It has been estimated that up to 10 percent of the U.S. workforce is, in some way, related to driving vehicles. With this many workers tasked with some form of driving on the job, the labor costs associated with this industry are absolutely staggering. In fact, the main costs involved in the transportation of goods across America’s roadways are the labor costs associated with paying the drivers.
One of America’s foremost internet entrepreneurs, Jason Hope, has recently stepped aside from running his technological empire in order to begin blogging about issues related to technology, innovation and the coming revolution that will be spurred on by the Internet of Things.
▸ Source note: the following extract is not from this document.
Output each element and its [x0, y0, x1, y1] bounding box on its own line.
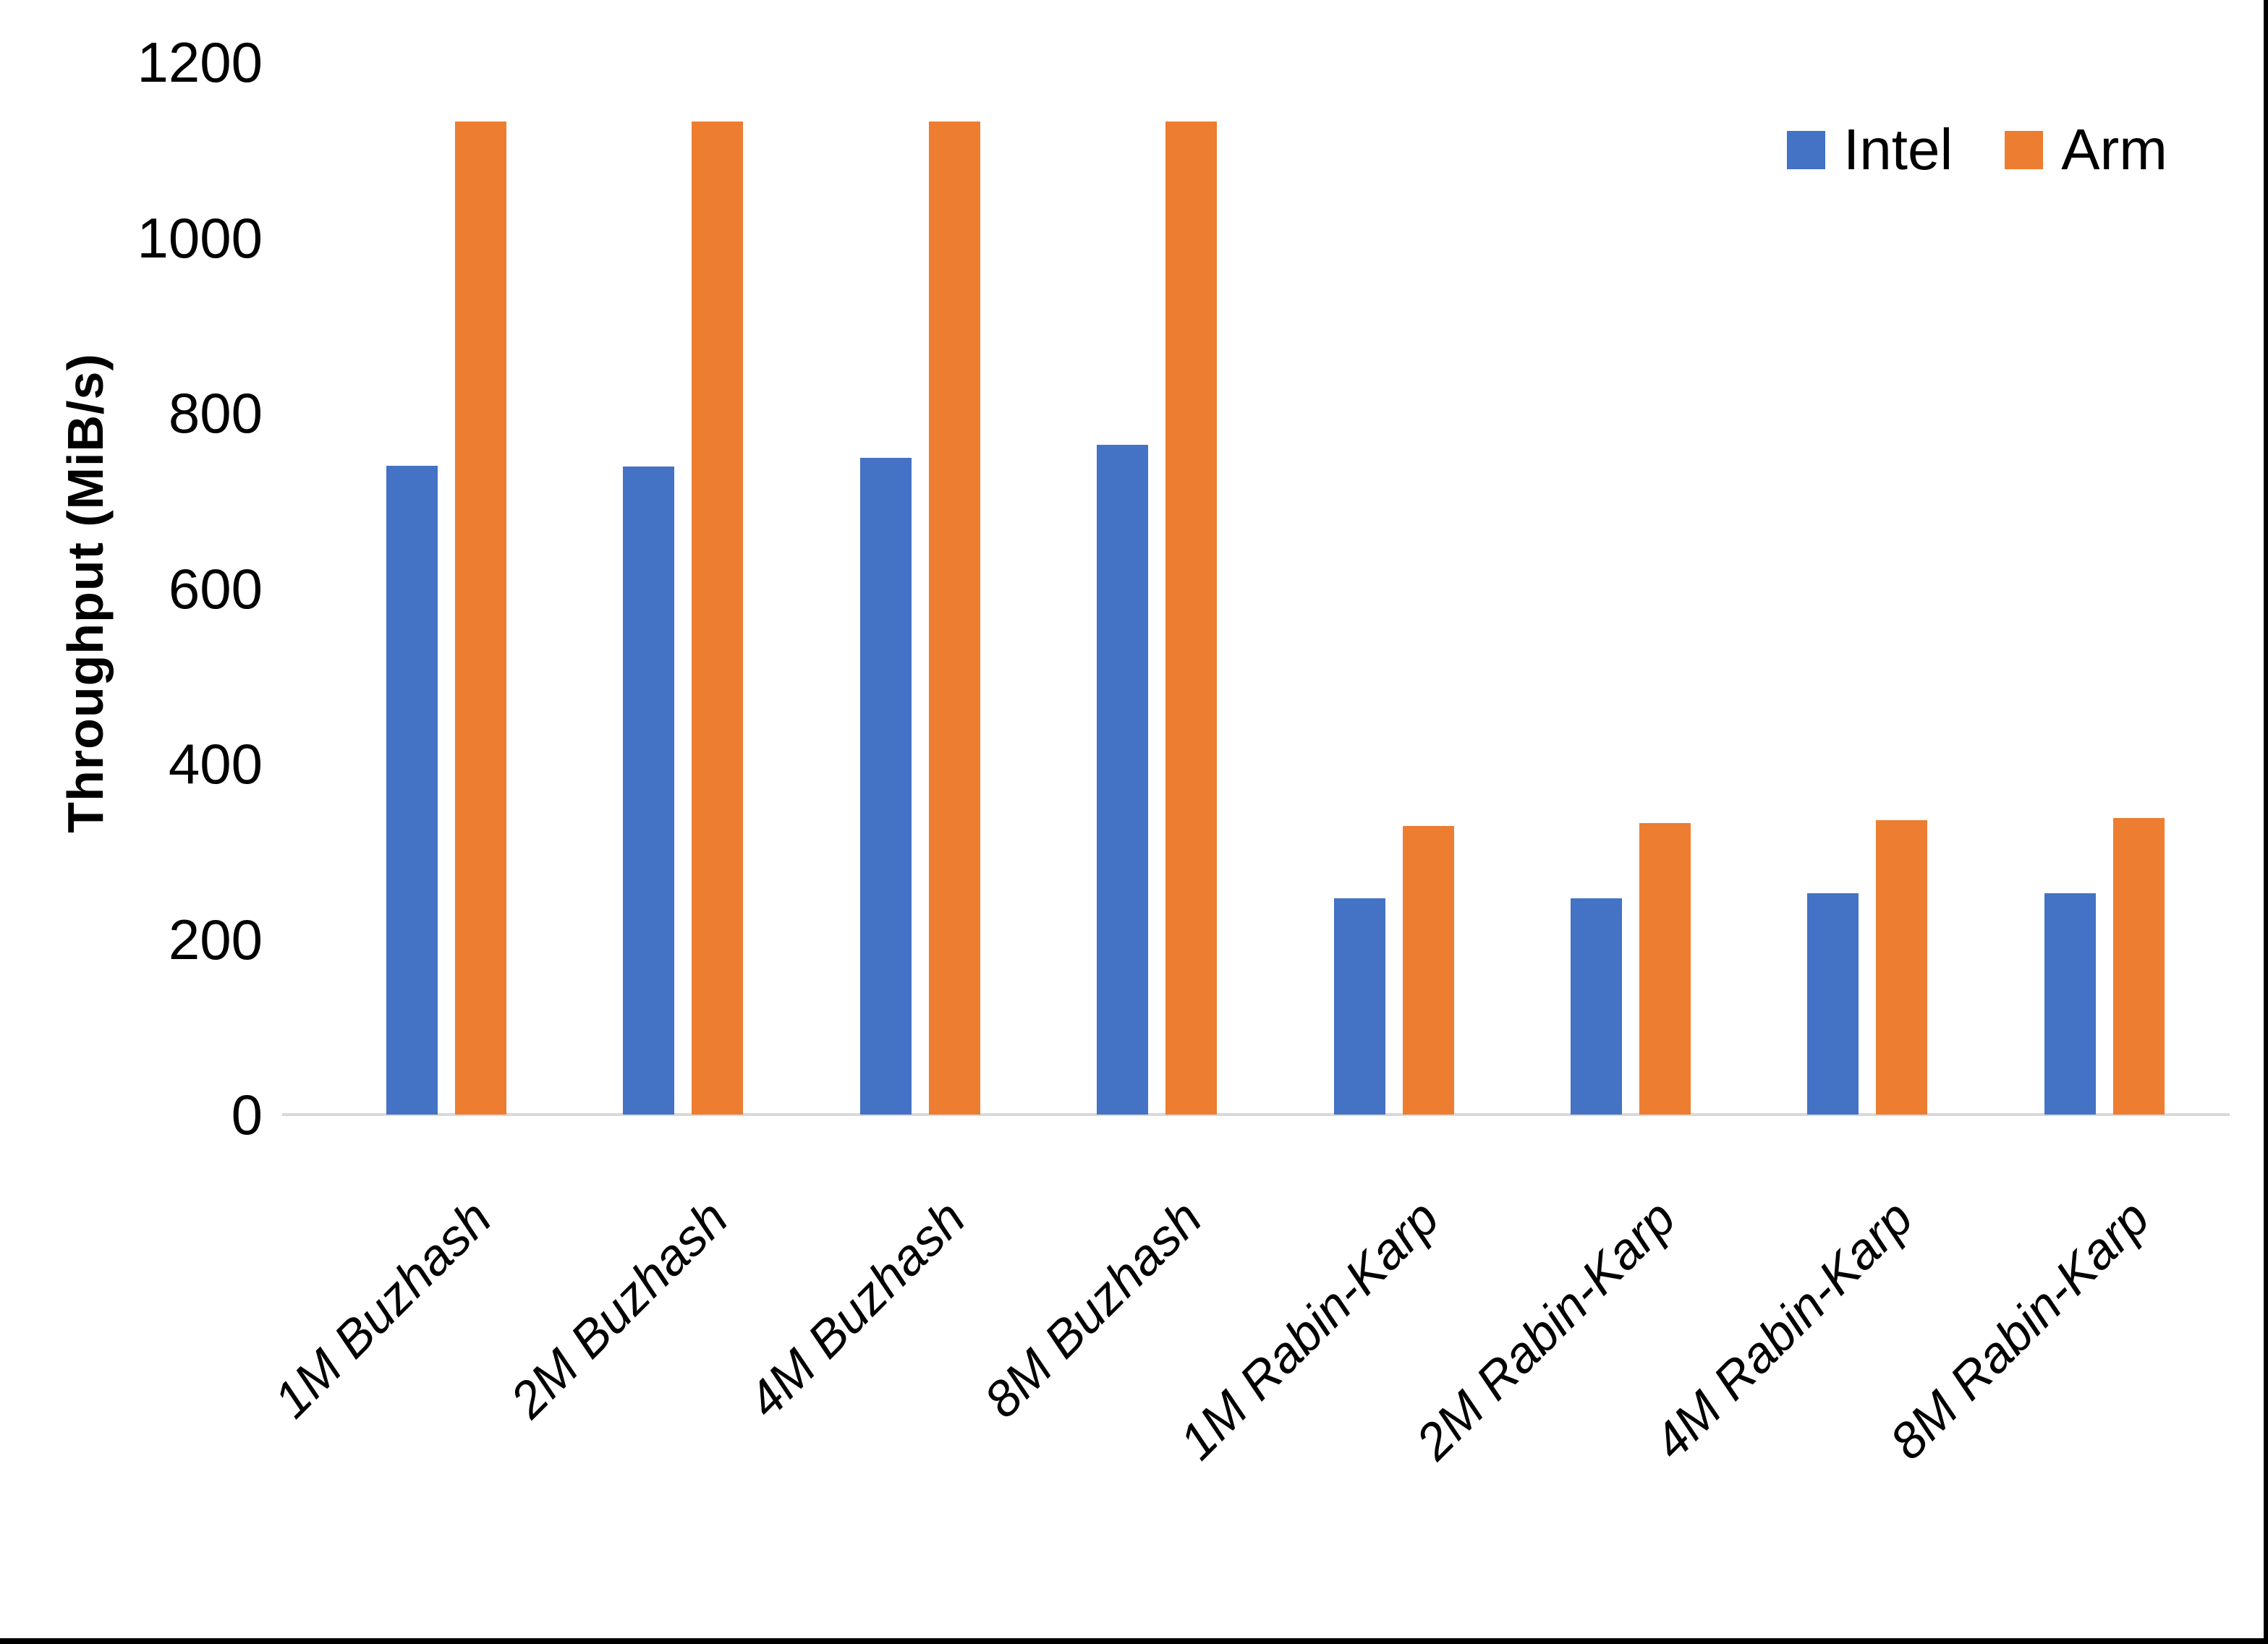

Although Hope has identified many areas that would be completely transformed forever by the coming technologies encompassed in the Internet of Things, one area in particular, the driving trades, is an area that he says will be radically and deeply revolutionized, leading to a workplace that will be much different in the future than it is today.
Hope is quick to point out that, although things like completely autonomous semi trucks may seem farfetched or even frightening to many people, the truth is that the technology that allows this to happen is already here. Hope cites the fact that the first fully autonomous delivery through a semi truck was made in October of 2010. Not only does this prove the concept, the delivery went off so flawlessly that, Hope says, this technology could probably be deployed today, if it were not for the stringent regulations that prevent its widespread adoption. In fact, Hope believes that the main obstacle to implementing widespread automated delivery systems, including self-driving taxis in self-driving local delivery vehicles, is nothing more than the regulation lag that inevitably occurs with revolutionary new technologies.
Hope believes that the coming years will see the radical adoption of self-driving technology throughout many states. He cites the state of California as an example of a place where self driving cars are increasingly becoming the norm. Although legislation has moved slowly in the case of California, Hope believes that, once the model is proven and self-driving cars become a reality in one state, the technology and the willingness to regulate this activity will quickly spread to other states in the union.
Hope believes that self-driving technology is completely inevitable. Rather than being afraid of it or staving off what they can’t stop, people should embrace the new technology and learn to use it to their benefit.